La joven se volvió frenética, con miedo escrito en todo su rostro:
—Señor, ¿habla en serio?

Carson asintió:
—Si no hubiera intervenido hace un momento, probablemente ya estaría muerto.

La situación ha mejorado, no morirá, pero va a ser difícil que despierte…

La joven, pálida como un fantasma, suplicó:
—Señor, sus habilidades médicas son asombrosas, por favor sálvelo, no deje que le pase nada.

Shirley la consoló:
—No te preocupes, tal vez la situación sea mejor de lo que pensamos…

Antes de que Shirley pudiera terminar de hablar, la joven de repente se arrodilló ante Carson, estallando en lágrimas:
—Señor, por favor sálvelo.

Si se convierte en una persona en estado vegetativo, yo tampoco podré vivir.

Su familia seguramente me matará.

Carson pareció ligeramente sorprendido:
—¿No es él tu novio?

Con lágrimas corriendo por su rostro, la joven divagaba:
—Solo soy la pequeña estrella que él ha estado impulsando recientemente.

Para él, solo soy para divertirse, él por mi apariencia, y yo por su dinero y poder.

Solo éramos nosotros dos los que salimos juntos, nadie más.

Si algo le pasa, su familia definitivamente me culpará; ¡me matarán!

Carson respondió con calma:
—Solo soy un joven sin dinero; no tengo tanta capacidad.

Al escuchar esto, la joven comenzó a hacer reverencias a Carson, sollozando y suplicando:
—Me equivoqué hace un momento, fue mi mala boca, merezco morir.
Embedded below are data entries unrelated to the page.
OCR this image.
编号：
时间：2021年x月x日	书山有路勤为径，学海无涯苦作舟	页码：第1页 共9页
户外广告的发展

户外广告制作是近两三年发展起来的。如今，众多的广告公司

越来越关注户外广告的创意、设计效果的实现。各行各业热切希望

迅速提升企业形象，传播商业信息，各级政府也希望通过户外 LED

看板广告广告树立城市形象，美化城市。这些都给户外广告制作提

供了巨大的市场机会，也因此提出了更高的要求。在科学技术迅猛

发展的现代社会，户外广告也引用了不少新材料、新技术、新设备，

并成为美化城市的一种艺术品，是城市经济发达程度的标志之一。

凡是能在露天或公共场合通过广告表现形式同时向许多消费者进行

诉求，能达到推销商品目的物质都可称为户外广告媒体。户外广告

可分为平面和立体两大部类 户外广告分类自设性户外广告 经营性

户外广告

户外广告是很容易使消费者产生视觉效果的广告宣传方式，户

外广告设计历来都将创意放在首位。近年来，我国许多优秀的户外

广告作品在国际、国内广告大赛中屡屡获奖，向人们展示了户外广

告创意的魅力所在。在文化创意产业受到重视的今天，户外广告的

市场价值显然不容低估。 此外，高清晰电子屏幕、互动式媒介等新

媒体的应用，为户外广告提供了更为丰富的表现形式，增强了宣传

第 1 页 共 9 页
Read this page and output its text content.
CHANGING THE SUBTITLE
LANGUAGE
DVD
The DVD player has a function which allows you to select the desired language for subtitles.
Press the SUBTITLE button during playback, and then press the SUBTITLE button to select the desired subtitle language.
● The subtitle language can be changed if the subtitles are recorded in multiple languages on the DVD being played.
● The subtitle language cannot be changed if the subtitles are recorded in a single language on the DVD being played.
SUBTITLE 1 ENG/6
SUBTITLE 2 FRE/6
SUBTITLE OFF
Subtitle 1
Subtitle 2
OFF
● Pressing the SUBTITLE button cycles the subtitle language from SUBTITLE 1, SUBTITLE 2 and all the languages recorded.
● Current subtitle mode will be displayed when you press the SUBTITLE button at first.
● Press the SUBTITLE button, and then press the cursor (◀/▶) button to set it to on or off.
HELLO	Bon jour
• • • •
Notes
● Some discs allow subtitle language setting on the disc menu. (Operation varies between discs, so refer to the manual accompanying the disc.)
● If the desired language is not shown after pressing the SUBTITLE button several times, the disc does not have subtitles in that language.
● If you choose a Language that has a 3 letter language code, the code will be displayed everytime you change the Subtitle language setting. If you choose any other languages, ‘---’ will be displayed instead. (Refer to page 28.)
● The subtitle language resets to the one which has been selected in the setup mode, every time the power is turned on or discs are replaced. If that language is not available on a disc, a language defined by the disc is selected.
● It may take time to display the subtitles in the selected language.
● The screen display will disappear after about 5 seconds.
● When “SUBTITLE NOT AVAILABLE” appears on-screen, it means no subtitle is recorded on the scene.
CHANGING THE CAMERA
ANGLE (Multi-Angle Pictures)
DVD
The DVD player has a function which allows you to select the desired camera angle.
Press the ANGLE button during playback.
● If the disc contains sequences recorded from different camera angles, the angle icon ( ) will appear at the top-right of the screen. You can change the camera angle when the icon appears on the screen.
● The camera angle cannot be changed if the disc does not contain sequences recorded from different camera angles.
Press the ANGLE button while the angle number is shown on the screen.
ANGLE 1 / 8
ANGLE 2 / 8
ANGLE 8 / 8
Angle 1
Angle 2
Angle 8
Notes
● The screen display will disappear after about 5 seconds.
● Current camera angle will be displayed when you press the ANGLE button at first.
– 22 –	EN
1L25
Puedes abofetearme para desahogar tu ira, pero por favor, debes salvarlo.

Si no despierta, realmente moriré.

No quiero morir…

La tez de la joven estaba mortalmente pálida, su frente hinchándose rápidamente por las continuas reverencias, pero no se atrevía a parar.

Viendo que la joven había hecho reverencias varias veces, Carson finalmente dijo:
—Está bien, iré al hospital y trataré de salvarlo.

El hermoso rostro de la joven estaba manchado de maquillaje, sus ojos iluminándose con sorpresa:
—Gracias, señor.

Siempre y cuando lo salve, lo compensaré generosamente.

Carson sonrió:
—Bien, me ganaré este dinero.

La ambulancia aún no había llegado cuando un sedán negro llegó a toda velocidad.

Un hombre de unos treinta y seis o treinta y siete años se bajó del coche, seguido por dos corpulentos guardaespaldas.

El hombre se acercó al anciano en el suelo con cara sombría, revisó su cuello, luego dirigió su mirada a la mujer:
—Zara Stein, ¿qué le pasó a mi padre?

Zara Stein respondió con una mirada temerosa:
—Se cayó mientras caminaba, no tiene nada que ver conmigo.

La mirada del hombre recorrió las Agujas de Plata en el cuerpo del anciano y luego se dirigió a Carson:
—¿Tú insertaste estas Agujas de Plata?